Using the plugin menu in ImageJ, open the IHC toolbox. In the select model combo box that opens, select the appropriate stain. Select the color option to isolate the stain.
This will open a result window. Use the color chooser slide to ensure proper isolation of the stain, without background inclusion or excessive stain exclusion. Go to image type, 16-bit, to convert the image to 16-bit.
Then, threshold the image by going to image, adjust threshold. Finally, go to analyze, set measurement to measure the resultant area and mean gray value, and choose analyze, measure, to collect the measurement. In these fixed sections of number four mammary glands, expression of collagen, fibronectin, and tenascin-C were analyzed.
The arrows indicate the presence of ducts in these tissues. To quantify morphological features of ducts, it is important to treat the histological sections with care, as improper handling may result in damaged tissues and ducts that are not measurable. An example of damaged tissue that cannot be used for analysis is shown here.
An intact tissue specimen where the ducts are measurable and quantifiable is shown in this panel. The ducts are not only characterized by the surrounding fibronectin-stained stroma, but also by the dense population of epithelial cells lining the lumen of the ducts. In this fibronectin stained section, several intact ducts contain branches indicated by arrows.
For the purpose of this analysis, these ductal branches should not be considered as separate ductal structures.
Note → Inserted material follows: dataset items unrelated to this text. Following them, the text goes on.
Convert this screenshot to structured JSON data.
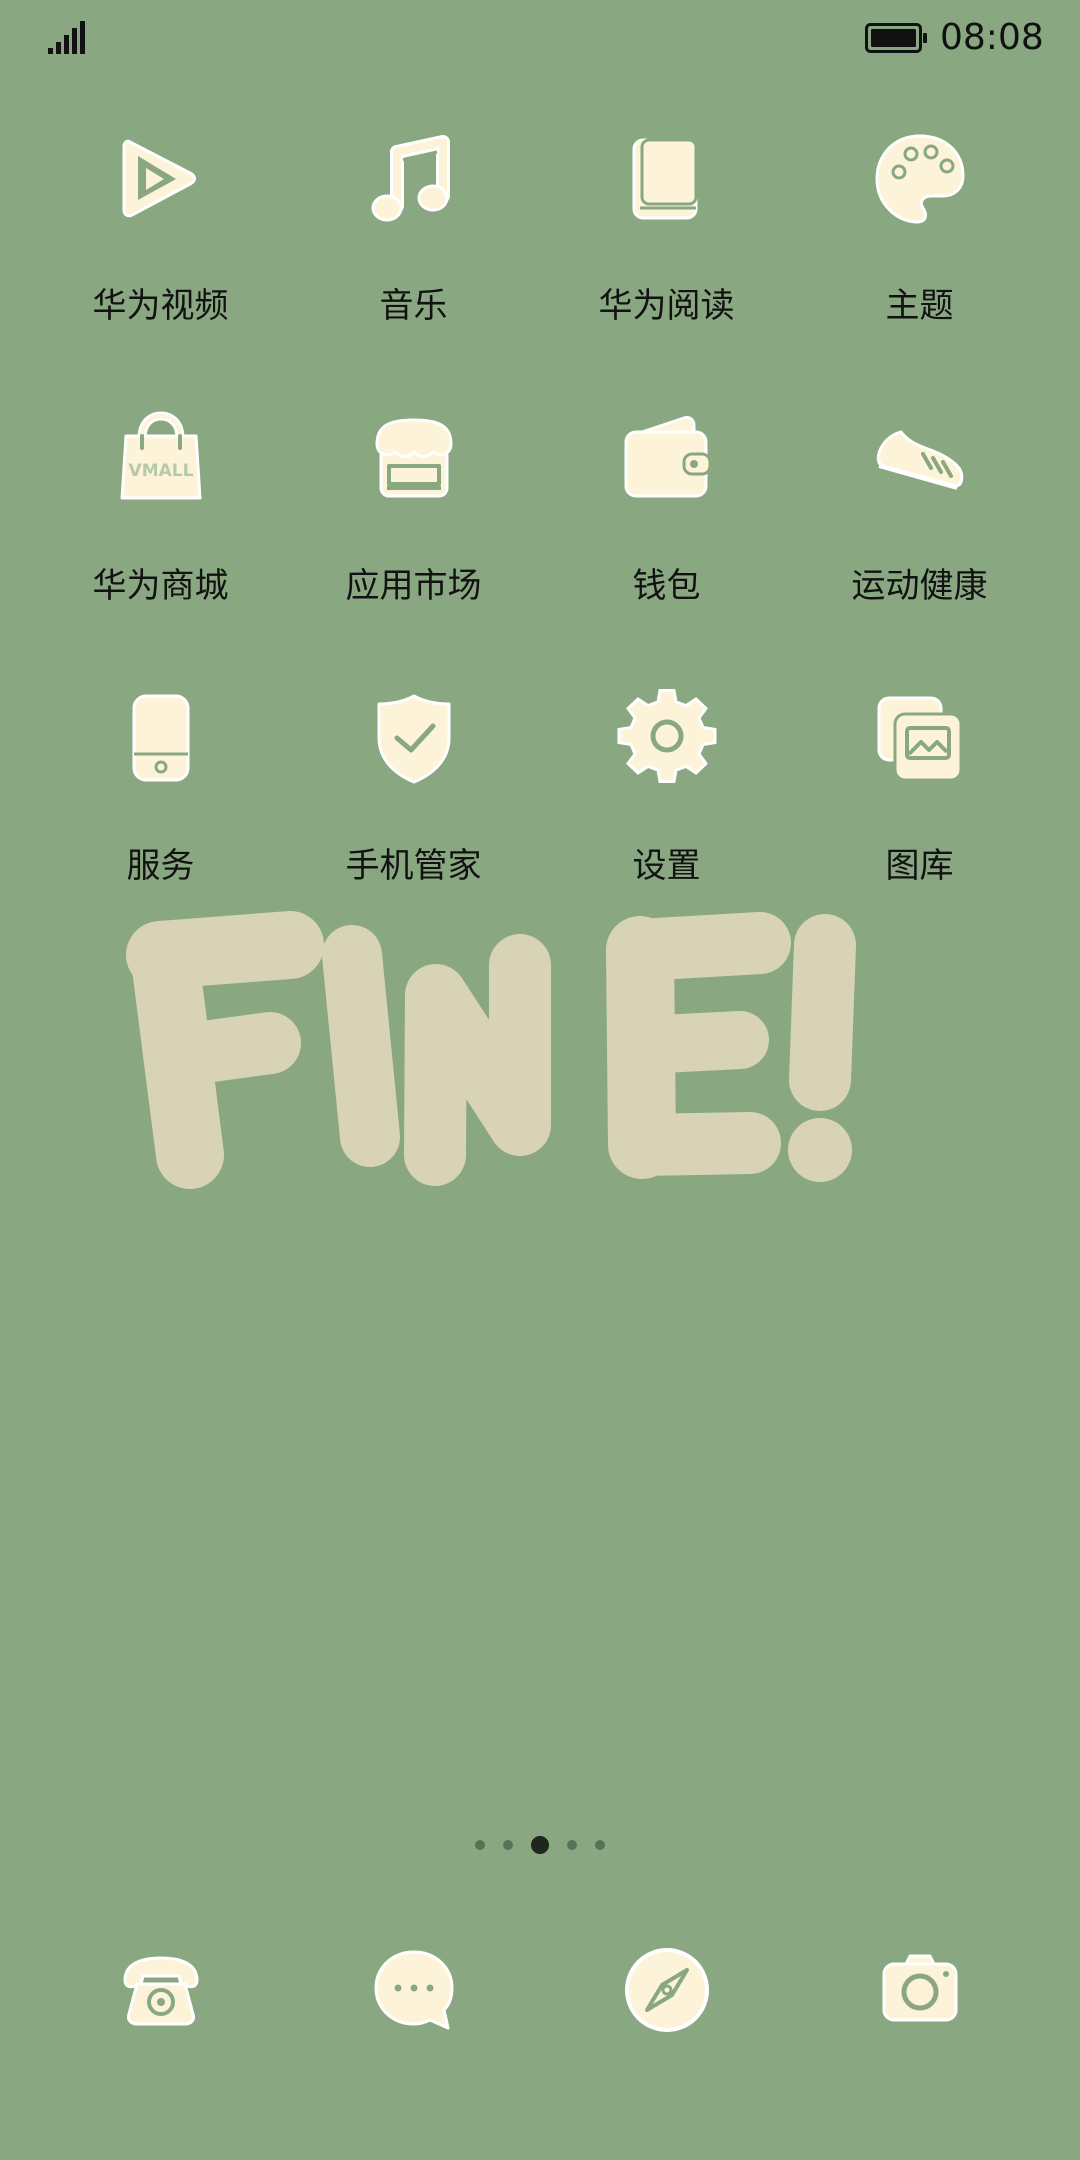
{
  "status_bar": {
    "time": "08:08",
    "signal_icon": "signal-bars-icon",
    "battery_icon": "battery-full-icon"
  },
  "colors": {
    "background": "#89a882",
    "icon_fill": "#fdf3d9",
    "icon_stroke": "#8aa882",
    "art": "#d8d3b4",
    "label": "#121212"
  },
  "apps": [
    {
      "label": "华为视频",
      "icon": "play-icon"
    },
    {
      "label": "音乐",
      "icon": "music-note-icon"
    },
    {
      "label": "华为阅读",
      "icon": "book-icon"
    },
    {
      "label": "主题",
      "icon": "palette-icon"
    },
    {
      "label": "华为商城",
      "icon": "shopping-bag-icon",
      "icon_text": "VMALL"
    },
    {
      "label": "应用市场",
      "icon": "store-icon"
    },
    {
      "label": "钱包",
      "icon": "wallet-icon"
    },
    {
      "label": "运动健康",
      "icon": "sneaker-icon"
    },
    {
      "label": "服务",
      "icon": "phone-device-icon"
    },
    {
      "label": "手机管家",
      "icon": "shield-check-icon"
    },
    {
      "label": "设置",
      "icon": "gear-icon"
    },
    {
      "label": "图库",
      "icon": "gallery-icon"
    }
  ],
  "wallpaper_text": "FINE!",
  "page_indicator": {
    "count": 5,
    "active_index": 2
  },
  "dock": [
    {
      "icon": "telephone-icon"
    },
    {
      "icon": "message-bubble-icon"
    },
    {
      "icon": "compass-icon"
    },
    {
      "icon": "camera-icon"
    }
  ]
}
While evaluating and measuring ducts, it is important to distinguish ducts from vascular structures. Vascular structures are indicated by red arrows, and ductal structures are indicated by black arrows.
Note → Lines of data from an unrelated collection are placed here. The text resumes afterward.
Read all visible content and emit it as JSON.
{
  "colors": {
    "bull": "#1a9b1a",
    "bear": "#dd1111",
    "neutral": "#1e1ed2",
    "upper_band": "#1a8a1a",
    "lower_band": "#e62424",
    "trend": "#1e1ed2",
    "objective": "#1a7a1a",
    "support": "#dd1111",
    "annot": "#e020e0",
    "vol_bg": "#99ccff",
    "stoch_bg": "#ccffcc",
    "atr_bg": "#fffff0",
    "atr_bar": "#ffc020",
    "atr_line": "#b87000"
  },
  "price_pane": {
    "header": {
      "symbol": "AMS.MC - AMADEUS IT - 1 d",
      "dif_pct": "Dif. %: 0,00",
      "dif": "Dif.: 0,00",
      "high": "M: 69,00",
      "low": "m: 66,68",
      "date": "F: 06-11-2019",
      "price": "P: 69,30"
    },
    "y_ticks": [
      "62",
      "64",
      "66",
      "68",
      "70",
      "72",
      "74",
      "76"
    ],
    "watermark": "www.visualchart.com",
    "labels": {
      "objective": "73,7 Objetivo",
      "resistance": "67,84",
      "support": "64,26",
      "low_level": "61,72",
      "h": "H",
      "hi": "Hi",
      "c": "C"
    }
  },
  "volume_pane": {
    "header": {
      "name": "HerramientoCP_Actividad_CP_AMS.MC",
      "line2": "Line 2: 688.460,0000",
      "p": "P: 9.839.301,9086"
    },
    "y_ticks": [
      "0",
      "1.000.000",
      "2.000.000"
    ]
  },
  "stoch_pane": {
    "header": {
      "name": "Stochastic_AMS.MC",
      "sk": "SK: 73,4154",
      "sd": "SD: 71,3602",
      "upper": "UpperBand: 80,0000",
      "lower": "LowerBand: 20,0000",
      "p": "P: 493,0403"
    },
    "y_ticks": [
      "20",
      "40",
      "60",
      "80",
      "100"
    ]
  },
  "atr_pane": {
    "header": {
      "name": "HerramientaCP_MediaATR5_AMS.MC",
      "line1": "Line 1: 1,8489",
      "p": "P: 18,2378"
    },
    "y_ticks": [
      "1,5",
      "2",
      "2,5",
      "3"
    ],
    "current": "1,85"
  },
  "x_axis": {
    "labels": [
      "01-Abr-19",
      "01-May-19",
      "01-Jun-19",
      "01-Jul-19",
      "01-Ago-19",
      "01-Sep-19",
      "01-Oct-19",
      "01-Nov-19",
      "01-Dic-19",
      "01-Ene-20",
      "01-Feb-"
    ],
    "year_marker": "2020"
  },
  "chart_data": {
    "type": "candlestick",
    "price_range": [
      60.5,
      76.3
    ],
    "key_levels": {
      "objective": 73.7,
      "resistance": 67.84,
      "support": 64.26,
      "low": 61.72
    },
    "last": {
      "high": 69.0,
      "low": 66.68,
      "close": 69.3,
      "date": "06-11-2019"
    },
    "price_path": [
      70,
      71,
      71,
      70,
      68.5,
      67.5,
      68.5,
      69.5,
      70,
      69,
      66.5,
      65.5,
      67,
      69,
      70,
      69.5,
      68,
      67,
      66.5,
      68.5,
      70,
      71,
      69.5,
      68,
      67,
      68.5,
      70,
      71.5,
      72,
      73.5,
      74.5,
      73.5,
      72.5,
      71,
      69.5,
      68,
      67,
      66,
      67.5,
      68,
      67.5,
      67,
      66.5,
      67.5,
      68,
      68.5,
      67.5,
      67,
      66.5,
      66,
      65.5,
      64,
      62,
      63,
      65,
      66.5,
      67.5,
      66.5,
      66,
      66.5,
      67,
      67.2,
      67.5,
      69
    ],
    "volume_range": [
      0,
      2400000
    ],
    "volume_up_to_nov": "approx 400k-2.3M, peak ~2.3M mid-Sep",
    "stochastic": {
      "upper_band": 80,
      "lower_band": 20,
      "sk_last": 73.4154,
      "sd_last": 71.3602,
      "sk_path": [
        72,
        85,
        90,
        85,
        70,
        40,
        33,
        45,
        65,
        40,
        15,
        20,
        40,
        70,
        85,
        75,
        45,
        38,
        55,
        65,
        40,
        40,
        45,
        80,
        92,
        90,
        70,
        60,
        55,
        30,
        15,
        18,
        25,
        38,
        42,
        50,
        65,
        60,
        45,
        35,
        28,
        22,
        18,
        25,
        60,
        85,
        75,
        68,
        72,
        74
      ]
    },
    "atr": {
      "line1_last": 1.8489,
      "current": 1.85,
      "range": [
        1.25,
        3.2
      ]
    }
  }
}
Vascular structures can not only be identified by the presence of an endothelial monolayer lining the lumen, but also by the presence of anuclear, eosinophilic structures indicative of red blood cells within the lumen. Once mastered, tissue harvest can be done in approximately 15 minutes per animal, and section stains can be completed in about seven to eight hours, with slide images taken the next day if all is performed properly. While attempting these procedures, it is important to remember that the individual goals of your experiment may require optimizations at specific steps.
Following this procedure, other methods like second harmonic generation or coherent anti-Stokes Raman scattering can be performed in order to answer additional questions regarding tissue stromal composition or architecture. After its development, this technique paved the way for researchers in many fields, such as tumor biology, to explore tissue organization and protein expression patterns in numerous animal models of human disease and pathologies. After watching this video, you should have a good understanding of how to dissect and isolate mouse mammary glands.
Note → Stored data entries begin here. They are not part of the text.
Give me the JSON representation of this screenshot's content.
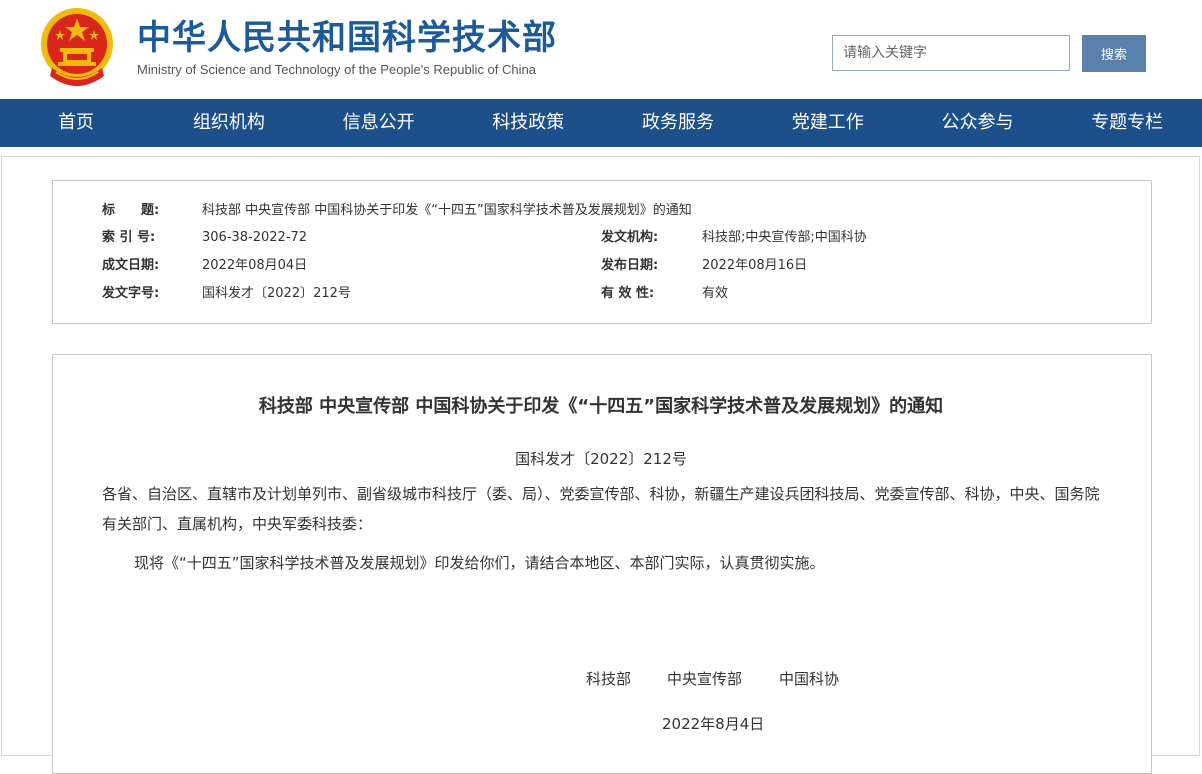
{
  "header": {
    "site_title": "中华人民共和国科学技术部",
    "site_subtitle": "Ministry of Science and Technology of the People's Republic of China",
    "search_placeholder": "请输入关键字",
    "search_button": "搜索"
  },
  "nav": {
    "items": [
      "首页",
      "组织机构",
      "信息公开",
      "科技政策",
      "政务服务",
      "党建工作",
      "公众参与",
      "专题专栏"
    ]
  },
  "meta": {
    "title_label": "标　　题:",
    "title_value": "科技部 中央宣传部 中国科协关于印发《“十四五”国家科学技术普及发展规划》的通知",
    "index_label": "索 引 号:",
    "index_value": "306-38-2022-72",
    "issuer_label": "发文机构:",
    "issuer_value": "科技部;中央宣传部;中国科协",
    "created_label": "成文日期:",
    "created_value": "2022年08月04日",
    "published_label": "发布日期:",
    "published_value": "2022年08月16日",
    "docno_label": "发文字号:",
    "docno_value": "国科发才〔2022〕212号",
    "validity_label": "有 效 性:",
    "validity_value": "有效"
  },
  "document": {
    "title": "科技部 中央宣传部 中国科协关于印发《“十四五”国家科学技术普及发展规划》的通知",
    "number": "国科发才〔2022〕212号",
    "addressees": "各省、自治区、直辖市及计划单列市、副省级城市科技厅（委、局）、党委宣传部、科协，新疆生产建设兵团科技局、党委宣传部、科协，中央、国务院有关部门、直属机构，中央军委科技委：",
    "body": "现将《“十四五”国家科学技术普及发展规划》印发给你们，请结合本地区、本部门实际，认真贯彻实施。",
    "signatories": [
      "科技部",
      "中央宣传部",
      "中国科协"
    ],
    "date": "2022年8月4日"
  },
  "colors": {
    "brand_blue": "#1d5a99",
    "nav_bg": "#1d4f8a",
    "emblem_red": "#d8261c",
    "emblem_gold": "#f2b90f"
  }
}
You should also understand the procedures of immunohistochemical staining of tissue sections, including the use of counter-stains. Don't forget that working with animals and their tissues and chemicals such as xylenes and DAB chromogen can be extremely hazardous, and precautions such as appropriate husbandry training and the use of personal protective equipment should always be taken while performing these procedures.